W analizach dotyczących polskiej gospodarki coraz częściej pojawiają się prognozy obniżek stóp procentowych NBP, które mogą się rozpocząć w II kw. przyszłego roku. W okresach łagodzenia polityki pieniężnej banki z reguły mają słabsze wyniki. – Nawet jeśli do obniżek stóp dojdzie, to ich zyski nie powinny się obniżyć w znacznym stopniu. Na przykład ze względu na spadek kosztów związanych z kredytami frankowymi – mówi Łukasz Jańczak, analityk Erste Securities. Dodaje, że w ostatnim czasie, za sprawą działania kilku czynników – m.in. rosnącego udziału kredytów ze stałym oprocentowaniem, wrażliwość sektora na zmiany stóp procentowych spadła.

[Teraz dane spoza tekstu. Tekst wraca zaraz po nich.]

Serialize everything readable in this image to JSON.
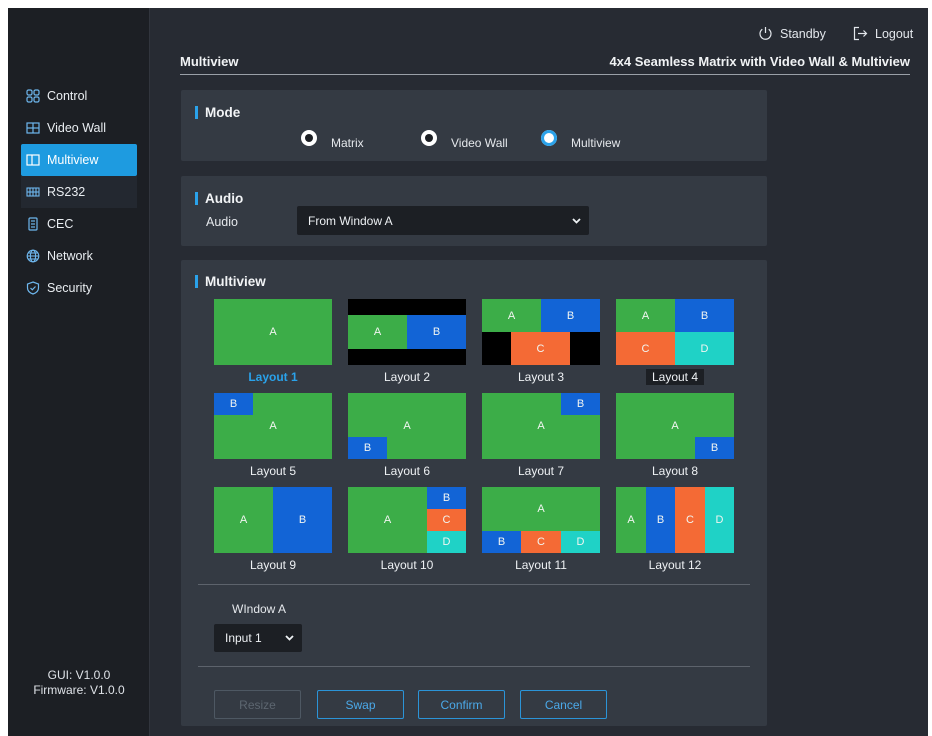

Według analityków Goldman Sachs w przyszłym roku tempo wzrostu zysków europejskich spółek znacznie się obniży, ale akurat sektor finansowy ma szansę obronić się przed tą negatywną tendencją. – Krajowe banki są obecnie wyceniane podobnie jak europejska konkurencja. Jeśli rzeczywiście zdarzy się tak, że kapitał inwestorów popłynie w kierunku sektora finansowego, to można przypuszczać, że jakaś jego część trafi także do Polski – mówi Łukasz Jańczak.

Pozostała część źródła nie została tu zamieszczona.